Omnivorous: What's New | Food & Drink Column | Chicago Reader

Omnivorous: What's New 

Seasonal hotel fare in Streeterville, fashionable flatbread in Wicker Park, and Span-American tapas in the South Loop

Sign up for our newsletters Subscribe

The header on the menu of the Doubletree Hotel's new Markethouse (611 N. Fairbanks, 312-224-2200) promises a marriage of "heartland basics with new cooking styles and ingredients, so you'll find surprising twists to otherwise well-known dishes." I assume that refers to eyeball grabbers like the goat cheese nougat with apple and beet salad, the pistachio brittle with squash soup, or the pickled Asian pear with diver scallops. In execution, I'm not sure those represent anything more radical than creative applications of classic techniques, but chef Scott Walton's steering of the seasonal/local bandwagon ought to pack in the hotel guests, if not necessarily to locals, who have an increasing number of similarly driven chefs to follow.

One surprising twist not detailed on the menu (too much information?) is the caul fat wrapped around the meat loaf. This is a technique often used in making sausage and other meat preparations to keep them moist and juicy.

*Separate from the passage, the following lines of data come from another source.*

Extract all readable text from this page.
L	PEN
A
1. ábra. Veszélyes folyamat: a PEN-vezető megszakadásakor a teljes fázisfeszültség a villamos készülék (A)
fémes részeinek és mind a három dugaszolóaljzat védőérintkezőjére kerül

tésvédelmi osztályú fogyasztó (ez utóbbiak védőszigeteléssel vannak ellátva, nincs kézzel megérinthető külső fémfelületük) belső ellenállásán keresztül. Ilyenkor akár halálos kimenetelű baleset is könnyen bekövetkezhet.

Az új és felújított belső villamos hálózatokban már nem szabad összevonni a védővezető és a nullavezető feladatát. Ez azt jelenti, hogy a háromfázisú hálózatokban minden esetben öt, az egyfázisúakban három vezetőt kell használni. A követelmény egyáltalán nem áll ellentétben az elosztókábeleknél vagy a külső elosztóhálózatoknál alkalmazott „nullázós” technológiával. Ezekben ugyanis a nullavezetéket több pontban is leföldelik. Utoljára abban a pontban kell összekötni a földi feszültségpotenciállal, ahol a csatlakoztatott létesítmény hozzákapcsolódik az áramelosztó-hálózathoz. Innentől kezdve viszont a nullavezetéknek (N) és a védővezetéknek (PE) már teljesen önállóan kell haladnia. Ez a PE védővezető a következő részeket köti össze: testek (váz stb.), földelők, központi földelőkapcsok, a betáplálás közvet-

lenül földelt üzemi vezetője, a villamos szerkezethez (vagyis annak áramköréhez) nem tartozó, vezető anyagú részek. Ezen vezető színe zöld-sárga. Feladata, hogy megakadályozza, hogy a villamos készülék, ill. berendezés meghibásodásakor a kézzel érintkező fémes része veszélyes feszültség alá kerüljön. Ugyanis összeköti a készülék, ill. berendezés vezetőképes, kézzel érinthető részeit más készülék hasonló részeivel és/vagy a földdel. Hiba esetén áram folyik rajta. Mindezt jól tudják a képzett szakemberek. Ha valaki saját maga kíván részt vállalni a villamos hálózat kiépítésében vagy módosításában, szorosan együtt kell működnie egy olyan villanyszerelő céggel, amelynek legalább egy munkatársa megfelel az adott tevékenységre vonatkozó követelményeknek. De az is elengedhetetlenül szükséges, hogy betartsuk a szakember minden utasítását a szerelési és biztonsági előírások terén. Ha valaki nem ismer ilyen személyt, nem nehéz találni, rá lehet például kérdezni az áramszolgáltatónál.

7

It works—and it shows that Walton should be taken seriously. So do dishes like juicy honey-cayenne rotisserie chicken with fingerlings topped by sweet candied lemon and the white cheddar mac 'n' cheese gratin, made with al dente penne, larded with bacon bits, and topped with a crown of browned melted cheese. On the other hand, some don't add up to the sum of their parts. Underseasoned, overbreaded, and out-of-season fried green tomatoes, for instance, were upstaged by their intensely flavored accompaniments—pickled cherry tomatoes and too many slabs of pastrami-cured salmon—which were delicious but over-the-top. Markethouse's sprawling dining room, with giant windows looking out onto Fairbanks, serves three squares, including a breakfast buffet, as well as a late-night bar menu. Even with every chef on the planet going seasonal, it should be fun to watch what Walton comes up with. —Mike Sula

"Remember: good shoes, good wine, and good food make your life better. Ciao from Bruno." That's the sign-off on the voice mail for Tocco (1266 N. Milwaukee, 773-687-8895), Bruno Abate's high-fashion Wicker Park pizzeria/trattoria/runway, an adjunct to his couture-themed Follia. Relative to the McDonald's that once inhabited the space, it does look mahvelous in a menacing, modish sort of way—the sort of place one's droogies might peet the milk with the knives in it before doing the ultraviolent on some of the lewdies that are filling it up on weekends.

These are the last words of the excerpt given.